Scientists funded by the Department of Energy’s (DOE) Atmospheric System Research program used atmospheric measurements from DOE’s Atmospheric Radiation Measurement (ARM) Climate Research Facility and theoretical modeling to provide new insights into the mechanisms linking diffuse radiation and GPP. They found that diffuse radiation effects on GPP were smaller after accounting for the statistical covariation between diffuse radiation and vegetation phenology. The confounding influence of phenology was confirmed in a canopy photosynthesis and radiative transfer model, suggesting that the effects of diffuse radiation on GPP may have been overestimated in previous studies. These findings address an important land-atmosphere coupling effect, sharpen understanding of the mechanisms linking climate and the carbon cycle, and help inform needed improvements in Earth system models.

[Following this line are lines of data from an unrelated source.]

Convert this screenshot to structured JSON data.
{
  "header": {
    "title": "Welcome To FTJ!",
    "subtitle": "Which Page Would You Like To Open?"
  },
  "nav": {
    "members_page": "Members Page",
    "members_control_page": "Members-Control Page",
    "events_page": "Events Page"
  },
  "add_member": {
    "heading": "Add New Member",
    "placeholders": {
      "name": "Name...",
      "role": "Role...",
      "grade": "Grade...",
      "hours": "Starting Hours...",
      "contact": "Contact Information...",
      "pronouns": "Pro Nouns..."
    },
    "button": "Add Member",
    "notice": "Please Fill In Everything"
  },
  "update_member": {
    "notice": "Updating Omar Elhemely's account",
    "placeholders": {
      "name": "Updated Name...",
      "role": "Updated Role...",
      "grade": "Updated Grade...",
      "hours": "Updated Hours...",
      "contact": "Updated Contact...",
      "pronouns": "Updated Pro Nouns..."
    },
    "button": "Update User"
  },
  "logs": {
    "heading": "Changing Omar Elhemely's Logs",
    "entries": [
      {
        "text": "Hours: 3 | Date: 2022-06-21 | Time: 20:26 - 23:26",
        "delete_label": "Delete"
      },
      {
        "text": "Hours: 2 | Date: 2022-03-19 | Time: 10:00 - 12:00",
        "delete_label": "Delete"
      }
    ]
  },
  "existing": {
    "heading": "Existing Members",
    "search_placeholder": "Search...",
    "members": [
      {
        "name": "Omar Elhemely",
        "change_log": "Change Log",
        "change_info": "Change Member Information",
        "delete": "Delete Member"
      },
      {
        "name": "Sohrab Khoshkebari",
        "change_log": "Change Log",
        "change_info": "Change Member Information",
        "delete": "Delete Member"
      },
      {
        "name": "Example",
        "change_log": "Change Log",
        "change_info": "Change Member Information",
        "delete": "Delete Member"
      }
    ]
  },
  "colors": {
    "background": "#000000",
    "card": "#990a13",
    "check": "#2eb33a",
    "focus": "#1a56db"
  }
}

GPP has been reported to increase with the fraction of diffuse solar radiation, for a given total irradiance. The correlation between GPP and diffuse radiation suggests there are effects of diffuse radiation on canopy light-use efficiency, but potentially confounding effects of vegetation phenology have not been fully explored. The scientists applied several approaches to control for phenology, using 8 years of eddy-covariance measurements of winter wheat at the ARM Climate Research Facility Southern Great Plains site in Oklahoma. The apparent enhancement of daily GPP due to diffuse radiation was reduced from 260 percent to 75 percent after subsampling over the peak growing season or by subtracting a 15-day moving average of GPP, suggesting that phenology played a role in the apparent diffuse radiation effect. The diffuse radiation effect was further reduced to 22 percent after normalizing GPP by a spectral reflectance index to account for phenological variations in leaf area index and canopy photosynthetic capacity. Canopy photosynthetic capacity covaries with diffuse fraction at a given solar irradiance at this site because both factors are dependent on day of year, or solar zenith angle. Using a two-leaf sun-shade canopy radiative transfer model, the team confirmed that the effects of phenological variations in photosynthetic capacity can appear qualitatively similar to the effects of diffuse radiation on GPP, and therefore can be difficult to distinguish using observations and simple correlations. The importance of controlling for plant phenology when inferring diffuse radiation effects on GPP raises new challenges and opportunities for using radiation measurements to improve carbon cycle models.

Principal Investigator(s)

Margaret Torn
Lawrence Berkeley National Laboratory


This research was supported by the Department of Energy (DOE), Office of Science, Office of Biological and Environmental Research under contract number DE-AC02-05CH11231 as part of the Atmospheric System Research and Regional and Global Climate Modeling programs and used data provided by DOE’s Atmospheric Radiation Measurement Climate Research Facility.


Williams, I. N., W. J. Riley, L. M. Kueppers, S. C. Biraud, and M. S. Torn. 2016. “Separating the Effects of Phenology and Diffuse Radiation on Gross Primary Productivity in Winter Wheat,” Journal of Geophysical Research Biogeosciences 121(7), 1903-15. DOI: 10.1002/2015JG003317.